From Wikipedia:
The program has typically consisted of live video of Dick Clark in Times Square in New York City, counting down until the New Year ball comes down. Since 2005, Ryan Seacrest has been hosting the show outdoors at Times Square while Dick Clark offers comments from a studio. After the ball drops, the focus of the program switches to pre-taped musical segments taped in Hollywood (December 31, 1972-December 31, 1998; December 31, 2000-December 31, 2008) or Las Vegas (December 31, 2009). The segments from Times Square are broadcast live in the Eastern Standard Time zone, and it is delayed for the other time zones so that they can ring in the new year with Clark when midnight strikes in their area.
It first aired on NBC in 1972 and 1973, then it moved to ABC in 1974 and has aired there every year since, except on New Year's Eve 1999 into New Year's Day of 2000. In the three and a half decades it has been on the air, the show has become a mainstay in American New Year's celebrations. Watching the ball drop on Clark's show is considered an annual cultural tradition for the New Year's holiday.
Since Sunday, December 31, 2000, a pre-show, Dick Clark's Primetime New Year's Rockin' Eve has aired live from 10:00 p.m. to 11:00 p.m. The hour-long program features live reports on the festivities in Times Square, as well as various performances. From 11:00 to 11:35 p.m. ET/PT, the show pauses for local newscasts from ABC's affiliates (stations in Central and Mountain Time Zones may have additional local programming before the show resumes at 11:30 p.m. local time). Despite the name, Dick Clark has not actually appeared in the prime time show since 2003.
Before Dick Clark, the best-known New Year's Eve shows on radio and then television were hosted by bandleader Guy Lombardo, who hosted 21 consecutive New Year's Eve shows from 1956 to 1976 on CBS, and for a time in syndication. Lombardo's first radio broadcast on New Year's Eve was heard on December 31, 1928 over CBS Radio, and for a time he even split hosting duties by broadcasting on CBS Radio before 12 Midnight EST and on NBC Radio after Midnight. Lombardo would host 48 straight New Year's Eve broadcasts until his death in 1977, and famously performed "Auld Lang Syne" by his Royal Canadians as the clock struck 12 Midnight, ushering in the start of a New Year.
Once the Lombardo orchestra began their annual television shows, there would be a live segment from Times Square, which was (and still is) the focal point of the nation's largest New Year's celebration. In the early years of Lombardo's television specials, Robert Trout reported on and counted down to Midnight in New York's Times Square; but for most of Lombardo's years on television, another legendary newsman, Ben Grauer, had the honor. (Grauer, by the way, also reported from Times Square for NBC Radio on celebrations following the surrender of Japan on August 14, 1945.

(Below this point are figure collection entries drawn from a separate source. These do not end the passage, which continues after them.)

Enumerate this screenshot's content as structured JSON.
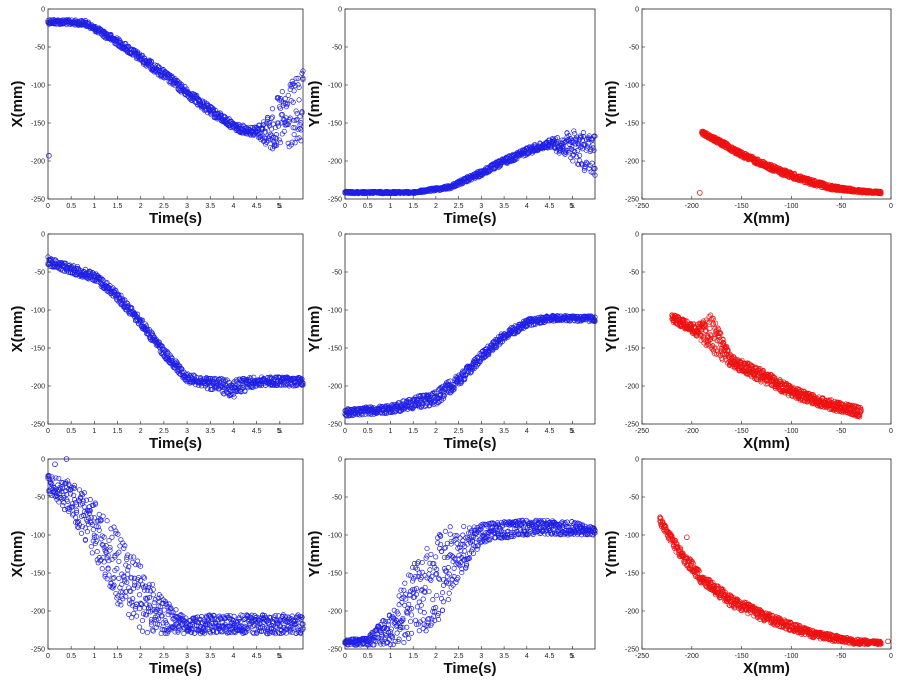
{
  "colors": {
    "time_series": "#1f1fe6",
    "xy": "#ee1111",
    "frame": "#262626"
  },
  "chart_data": [
    {
      "type": "scatter",
      "xlabel": "Time(s)",
      "ylabel": "X(mm)",
      "xlim": [
        0,
        5.5
      ],
      "ylim": [
        -250,
        0
      ],
      "xticks": [
        "0",
        "0.5",
        "1",
        "1.5",
        "2",
        "2.5",
        "3",
        "3.5",
        "4",
        "4.5",
        "5",
        "5."
      ],
      "yticks": [
        "0",
        "-50",
        "-100",
        "-150",
        "-200",
        "-250"
      ],
      "band": [
        [
          0,
          -13,
          -20
        ],
        [
          0.8,
          -15,
          -22
        ],
        [
          1.5,
          -38,
          -48
        ],
        [
          2.5,
          -80,
          -92
        ],
        [
          3.5,
          -128,
          -140
        ],
        [
          4.1,
          -152,
          -162
        ],
        [
          4.5,
          -155,
          -168
        ],
        [
          4.8,
          -135,
          -185
        ],
        [
          5.0,
          -110,
          -188
        ],
        [
          5.5,
          -80,
          -185
        ]
      ],
      "outliers": [
        [
          0.02,
          -193
        ]
      ],
      "series_color": "time_series"
    },
    {
      "type": "scatter",
      "xlabel": "Time(s)",
      "ylabel": "Y(mm)",
      "xlim": [
        0,
        5.5
      ],
      "ylim": [
        -250,
        0
      ],
      "xticks": [
        "0",
        "0.5",
        "1",
        "1.5",
        "2",
        "2.5",
        "3",
        "3.5",
        "4",
        "4.5",
        "5",
        "5."
      ],
      "yticks": [
        "0",
        "-50",
        "-100",
        "-150",
        "-200",
        "-250"
      ],
      "band": [
        [
          0,
          -240,
          -243
        ],
        [
          1.5,
          -240,
          -243
        ],
        [
          2.3,
          -232,
          -237
        ],
        [
          3.0,
          -212,
          -220
        ],
        [
          3.5,
          -196,
          -205
        ],
        [
          4.0,
          -182,
          -192
        ],
        [
          4.5,
          -172,
          -182
        ],
        [
          5.0,
          -160,
          -200
        ],
        [
          5.5,
          -165,
          -225
        ]
      ],
      "outliers": [],
      "series_color": "time_series"
    },
    {
      "type": "scatter",
      "xlabel": "X(mm)",
      "ylabel": "Y(mm)",
      "xlim": [
        -250,
        0
      ],
      "ylim": [
        -250,
        0
      ],
      "xticks": [
        "-250",
        "-200",
        "-150",
        "-100",
        "-50",
        "0"
      ],
      "yticks": [
        "0",
        "-50",
        "-100",
        "-150",
        "-200",
        "-250"
      ],
      "band": [
        [
          -190,
          -160,
          -165
        ],
        [
          -170,
          -173,
          -180
        ],
        [
          -150,
          -188,
          -195
        ],
        [
          -120,
          -205,
          -213
        ],
        [
          -90,
          -220,
          -228
        ],
        [
          -60,
          -232,
          -238
        ],
        [
          -30,
          -238,
          -242
        ],
        [
          -10,
          -240,
          -243
        ]
      ],
      "outliers": [
        [
          -192,
          -242
        ]
      ],
      "series_color": "xy"
    },
    {
      "type": "scatter",
      "xlabel": "Time(s)",
      "ylabel": "X(mm)",
      "xlim": [
        0,
        5.5
      ],
      "ylim": [
        -250,
        0
      ],
      "xticks": [
        "0",
        "0.5",
        "1",
        "1.5",
        "2",
        "2.5",
        "3",
        "3.5",
        "4",
        "4.5",
        "5",
        "5."
      ],
      "yticks": [
        "0",
        "-50",
        "-100",
        "-150",
        "-200",
        "-250"
      ],
      "band": [
        [
          0,
          -30,
          -42
        ],
        [
          1.0,
          -50,
          -62
        ],
        [
          1.5,
          -75,
          -88
        ],
        [
          2.0,
          -110,
          -122
        ],
        [
          2.5,
          -150,
          -162
        ],
        [
          3.0,
          -183,
          -195
        ],
        [
          3.5,
          -190,
          -205
        ],
        [
          4.0,
          -190,
          -215
        ],
        [
          4.5,
          -188,
          -200
        ],
        [
          5.5,
          -188,
          -200
        ]
      ],
      "outliers": [],
      "series_color": "time_series"
    },
    {
      "type": "scatter",
      "xlabel": "Time(s)",
      "ylabel": "Y(mm)",
      "xlim": [
        0,
        5.5
      ],
      "ylim": [
        -250,
        0
      ],
      "xticks": [
        "0",
        "0.5",
        "1",
        "1.5",
        "2",
        "2.5",
        "3",
        "3.5",
        "4",
        "4.5",
        "5",
        "5."
      ],
      "yticks": [
        "0",
        "-50",
        "-100",
        "-150",
        "-200",
        "-250"
      ],
      "band": [
        [
          0,
          -230,
          -240
        ],
        [
          1.0,
          -225,
          -236
        ],
        [
          2.0,
          -205,
          -225
        ],
        [
          2.5,
          -185,
          -200
        ],
        [
          3.0,
          -155,
          -168
        ],
        [
          3.5,
          -128,
          -140
        ],
        [
          4.0,
          -112,
          -122
        ],
        [
          4.5,
          -107,
          -115
        ],
        [
          5.5,
          -108,
          -115
        ]
      ],
      "outliers": [],
      "series_color": "time_series"
    },
    {
      "type": "scatter",
      "xlabel": "X(mm)",
      "ylabel": "Y(mm)",
      "xlim": [
        -250,
        0
      ],
      "ylim": [
        -250,
        0
      ],
      "xticks": [
        "-250",
        "-200",
        "-150",
        "-100",
        "-50",
        "0"
      ],
      "yticks": [
        "0",
        "-50",
        "-100",
        "-150",
        "-200",
        "-250"
      ],
      "band": [
        [
          -220,
          -105,
          -115
        ],
        [
          -195,
          -120,
          -135
        ],
        [
          -180,
          -105,
          -155
        ],
        [
          -160,
          -160,
          -175
        ],
        [
          -130,
          -178,
          -195
        ],
        [
          -100,
          -200,
          -215
        ],
        [
          -70,
          -215,
          -228
        ],
        [
          -30,
          -228,
          -242
        ]
      ],
      "outliers": [],
      "series_color": "xy"
    },
    {
      "type": "scatter",
      "xlabel": "Time(s)",
      "ylabel": "X(mm)",
      "xlim": [
        0,
        5.5
      ],
      "ylim": [
        -250,
        0
      ],
      "xticks": [
        "0",
        "0.5",
        "1",
        "1.5",
        "2",
        "2.5",
        "3",
        "3.5",
        "4",
        "4.5",
        "5",
        "5."
      ],
      "yticks": [
        "0",
        "-50",
        "-100",
        "-150",
        "-200",
        "-250"
      ],
      "band": [
        [
          0,
          -20,
          -45
        ],
        [
          0.5,
          -30,
          -75
        ],
        [
          1.0,
          -55,
          -130
        ],
        [
          1.5,
          -95,
          -190
        ],
        [
          2.0,
          -140,
          -228
        ],
        [
          2.5,
          -185,
          -230
        ],
        [
          3.0,
          -210,
          -230
        ],
        [
          3.5,
          -205,
          -230
        ],
        [
          4.5,
          -205,
          -230
        ],
        [
          5.5,
          -205,
          -230
        ]
      ],
      "outliers": [
        [
          0.4,
          0
        ],
        [
          0.15,
          -7
        ]
      ],
      "series_color": "time_series"
    },
    {
      "type": "scatter",
      "xlabel": "Time(s)",
      "ylabel": "Y(mm)",
      "xlim": [
        0,
        5.5
      ],
      "ylim": [
        -250,
        0
      ],
      "xticks": [
        "0",
        "0.5",
        "1",
        "1.5",
        "2",
        "2.5",
        "3",
        "3.5",
        "4",
        "4.5",
        "5",
        "5."
      ],
      "yticks": [
        "0",
        "-50",
        "-100",
        "-150",
        "-200",
        "-250"
      ],
      "band": [
        [
          0,
          -238,
          -245
        ],
        [
          0.5,
          -235,
          -245
        ],
        [
          1.0,
          -200,
          -245
        ],
        [
          1.5,
          -140,
          -240
        ],
        [
          2.0,
          -90,
          -220
        ],
        [
          2.5,
          -88,
          -160
        ],
        [
          3.0,
          -85,
          -110
        ],
        [
          4.0,
          -80,
          -100
        ],
        [
          5.0,
          -82,
          -100
        ],
        [
          5.5,
          -90,
          -100
        ]
      ],
      "outliers": [],
      "series_color": "time_series"
    },
    {
      "type": "scatter",
      "xlabel": "X(mm)",
      "ylabel": "Y(mm)",
      "xlim": [
        -250,
        0
      ],
      "ylim": [
        -250,
        0
      ],
      "xticks": [
        "-250",
        "-200",
        "-150",
        "-100",
        "-50",
        "0"
      ],
      "yticks": [
        "0",
        "-50",
        "-100",
        "-150",
        "-200",
        "-250"
      ],
      "band": [
        [
          -232,
          -76,
          -85
        ],
        [
          -215,
          -110,
          -125
        ],
        [
          -190,
          -150,
          -165
        ],
        [
          -160,
          -180,
          -195
        ],
        [
          -120,
          -205,
          -218
        ],
        [
          -80,
          -225,
          -235
        ],
        [
          -40,
          -236,
          -244
        ],
        [
          -10,
          -240,
          -244
        ]
      ],
      "outliers": [
        [
          -205,
          -103
        ],
        [
          -3,
          -240
        ]
      ],
      "series_color": "xy"
    }
  ]
}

The first New Year's Eve special on television was broadcast on December 31, 1941 on WNBT New York, and consisted of entertainment broadcast from the Rainbow Room, atop the RCA Building in New York's Rockefeller Center.[3]
Due to World War II, there would be no more New Year's Eve specials on television until December 31, 1945. WNBT produced a remote broadcast of festivities in Times Square. While NBC had begun to feed programs to WRGB is the Albany area and WPTZ in Philadelphia, information is unavailable as to whether either or both of these stations broadcast the program, or if it was seen just locally in New York.[4]
Unless New Year's Eve fell on a weekend, NBC would carry a special New Year's version of "The Tonight Show" each year beginning in 1954, including coverage of the arrival of the New Year in Times Square.
Dick Clark himself had actually emceed one New Year's Eve TV special prior to 1972; on December 31, 1959, he emceed a 90-minute New Year's special on ABC. One of the guests was Frankie Avalon. But it would be the last time Clark would do a New Year's Eve television special for the next thirteen years.
By the 1970s, Lombardo's big band music skewed to an older generation, so Dick Clark started his telecast in 1972 to compete.
The first show, Three Dog Night's Year's Rockin' Eve 1973, on NBC, was hosted by Three Dog Night and also featured Blood, Sweat & Tears, Helen Reddy and Al Green.